Il tourne à gauche, commence à descendre l’escalier. Fais gaffe, va pas tomber, se dit-il. Mets-toi à droite. Tiens la rampe. Tu charries. Tiens la rampe, je te dis. Y a pas de honte. Quand on a les pattes molles. C’est vrai qu’elles tremblent, se dit-il. C’est rien, la fatigue, l’émotion.

Non, non, laissez, dit-il à un petit vieux qui là-bas lui tient la porte. C’est gentil mais non, laissez. Oui, bon, je vois, bon, attendez, attendez, j’arrive.

Il arrive. Là, merci, c’est gentil, dit-il. Merci monsieur. Ainsi pourrait se former une gentille chaîne aimable d’humains se tenant par la porte, je te la tiens, tu me la tiens, ainsi de suite. Alors Bast, un peu ému, se retourne pour la tenir à quelqu’un.

Elle arrive.

Elle marche vers lui.

Christian Gailly, Les fleurs, Minuit, p. 59.

Cécile Carret, 4 mars 2012

Mon unique sentiment de bonheur consiste en ce que personne ne sait où je suis. Que n’ai-je la possibilité de continuer toujours ainsi ! Ce serait encore plus juste que la mort.

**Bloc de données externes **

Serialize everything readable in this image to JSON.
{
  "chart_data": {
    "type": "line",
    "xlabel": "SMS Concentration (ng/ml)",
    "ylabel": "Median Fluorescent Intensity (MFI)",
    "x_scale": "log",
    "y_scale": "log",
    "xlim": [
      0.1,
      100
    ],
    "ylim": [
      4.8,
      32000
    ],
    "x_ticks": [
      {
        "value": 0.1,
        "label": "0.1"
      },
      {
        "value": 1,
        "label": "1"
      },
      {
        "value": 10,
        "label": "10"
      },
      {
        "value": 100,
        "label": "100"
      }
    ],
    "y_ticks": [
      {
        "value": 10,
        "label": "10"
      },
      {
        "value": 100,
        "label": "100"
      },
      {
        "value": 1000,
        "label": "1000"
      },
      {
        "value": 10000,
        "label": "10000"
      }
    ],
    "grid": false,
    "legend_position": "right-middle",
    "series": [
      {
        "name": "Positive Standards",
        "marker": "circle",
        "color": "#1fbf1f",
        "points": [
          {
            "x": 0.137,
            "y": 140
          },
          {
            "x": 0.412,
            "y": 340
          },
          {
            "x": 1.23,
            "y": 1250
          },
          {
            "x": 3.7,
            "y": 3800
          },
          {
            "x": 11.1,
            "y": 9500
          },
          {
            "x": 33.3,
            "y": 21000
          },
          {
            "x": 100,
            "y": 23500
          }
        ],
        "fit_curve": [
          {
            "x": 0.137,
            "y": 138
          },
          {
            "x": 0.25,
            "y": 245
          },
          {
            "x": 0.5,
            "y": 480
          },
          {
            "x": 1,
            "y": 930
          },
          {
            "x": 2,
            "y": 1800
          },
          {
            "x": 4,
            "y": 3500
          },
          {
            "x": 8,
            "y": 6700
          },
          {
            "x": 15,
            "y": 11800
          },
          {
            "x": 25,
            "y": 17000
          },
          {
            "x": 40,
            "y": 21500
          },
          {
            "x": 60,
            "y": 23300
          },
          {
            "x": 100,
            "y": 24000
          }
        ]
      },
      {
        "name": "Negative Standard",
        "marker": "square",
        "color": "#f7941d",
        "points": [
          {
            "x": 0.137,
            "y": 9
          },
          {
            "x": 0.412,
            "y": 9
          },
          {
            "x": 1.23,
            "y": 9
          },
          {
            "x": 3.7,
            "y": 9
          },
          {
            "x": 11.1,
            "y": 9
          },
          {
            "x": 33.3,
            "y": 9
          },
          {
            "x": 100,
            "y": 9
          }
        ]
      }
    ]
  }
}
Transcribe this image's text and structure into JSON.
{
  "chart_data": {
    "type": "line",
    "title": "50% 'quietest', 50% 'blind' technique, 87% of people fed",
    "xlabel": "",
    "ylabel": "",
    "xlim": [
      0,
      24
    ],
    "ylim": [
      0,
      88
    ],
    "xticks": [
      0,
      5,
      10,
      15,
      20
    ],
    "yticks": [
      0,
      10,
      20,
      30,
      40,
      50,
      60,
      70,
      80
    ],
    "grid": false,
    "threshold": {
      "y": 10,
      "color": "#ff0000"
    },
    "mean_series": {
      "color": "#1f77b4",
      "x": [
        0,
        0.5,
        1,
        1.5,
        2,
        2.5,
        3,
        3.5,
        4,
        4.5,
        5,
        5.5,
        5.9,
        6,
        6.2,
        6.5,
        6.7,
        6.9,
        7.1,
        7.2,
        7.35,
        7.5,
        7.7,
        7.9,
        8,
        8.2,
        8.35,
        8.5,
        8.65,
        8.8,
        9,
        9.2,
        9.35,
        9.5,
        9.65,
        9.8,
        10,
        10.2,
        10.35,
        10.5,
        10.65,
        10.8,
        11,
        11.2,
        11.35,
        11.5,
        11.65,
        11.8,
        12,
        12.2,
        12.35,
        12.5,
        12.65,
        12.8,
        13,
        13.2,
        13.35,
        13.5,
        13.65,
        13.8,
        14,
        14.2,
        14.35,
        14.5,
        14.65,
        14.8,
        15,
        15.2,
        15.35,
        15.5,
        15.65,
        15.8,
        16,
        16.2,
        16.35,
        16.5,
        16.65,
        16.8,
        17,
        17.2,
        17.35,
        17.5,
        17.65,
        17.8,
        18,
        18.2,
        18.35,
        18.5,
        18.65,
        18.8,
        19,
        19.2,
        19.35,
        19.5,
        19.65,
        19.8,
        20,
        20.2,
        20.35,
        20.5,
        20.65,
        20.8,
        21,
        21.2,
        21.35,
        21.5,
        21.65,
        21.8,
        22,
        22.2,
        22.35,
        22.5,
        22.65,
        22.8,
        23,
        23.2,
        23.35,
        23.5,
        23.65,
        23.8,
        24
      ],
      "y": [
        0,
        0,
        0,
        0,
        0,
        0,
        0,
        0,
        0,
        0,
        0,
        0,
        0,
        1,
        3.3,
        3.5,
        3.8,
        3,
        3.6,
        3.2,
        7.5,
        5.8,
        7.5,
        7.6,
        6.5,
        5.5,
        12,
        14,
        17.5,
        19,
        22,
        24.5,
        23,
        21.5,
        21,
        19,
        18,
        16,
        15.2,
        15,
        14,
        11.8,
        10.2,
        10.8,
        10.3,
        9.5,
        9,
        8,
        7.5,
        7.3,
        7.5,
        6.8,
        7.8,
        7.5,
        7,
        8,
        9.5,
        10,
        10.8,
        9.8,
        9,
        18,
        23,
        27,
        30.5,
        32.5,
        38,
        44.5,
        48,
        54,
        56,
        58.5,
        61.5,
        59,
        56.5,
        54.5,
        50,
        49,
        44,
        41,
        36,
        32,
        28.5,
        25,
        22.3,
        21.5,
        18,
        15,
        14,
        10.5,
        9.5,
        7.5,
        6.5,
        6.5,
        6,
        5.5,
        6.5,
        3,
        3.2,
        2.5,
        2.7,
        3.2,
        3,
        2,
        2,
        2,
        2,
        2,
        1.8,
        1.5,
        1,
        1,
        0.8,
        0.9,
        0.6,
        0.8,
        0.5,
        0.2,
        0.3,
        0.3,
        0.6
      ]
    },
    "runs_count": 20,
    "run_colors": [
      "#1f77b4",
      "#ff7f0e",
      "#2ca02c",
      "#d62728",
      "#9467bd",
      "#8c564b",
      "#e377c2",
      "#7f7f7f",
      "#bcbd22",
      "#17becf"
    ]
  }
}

Franz Kafka, « Journaux », Œuvres complètes (3), Gallimard, p. 311.

David Farreny, 28 oct. 2012
profonde

Gêné, dans ma lecture, par deux bonnes femmes, l’une, volumineuse, blondasse, dont j’apprendrai incidemment qu’elle est vendeuse au Printemps, l’autre, la soixantaine sèche, imperceptiblement dérangée. Elles évoquent à très haute et intelligible voix leurs recettes de santé, tremper ses ongles dans l’huile d’olive, manger du chocolat, je ne sais quoi encore. Vaguement attristé de l’étroitesse, de la tristesse de leur vie et, en même temps, stupéfait de la perfection de la communication, entre elles, de l’identité profonde des présupposés, des vues, des soins, des buts. Elles ne se connaissaient pas — elles le diront — mais habitent, chacune de son côté, le même univers, si bien que la totalité des propositions qu’elles énoncent se rencontrent, coïncident miraculeusement.

Pierre Bergounioux, « vendredi 11 janvier 2002 », Carnet de notes (2001-2010), Verdier, p. 185.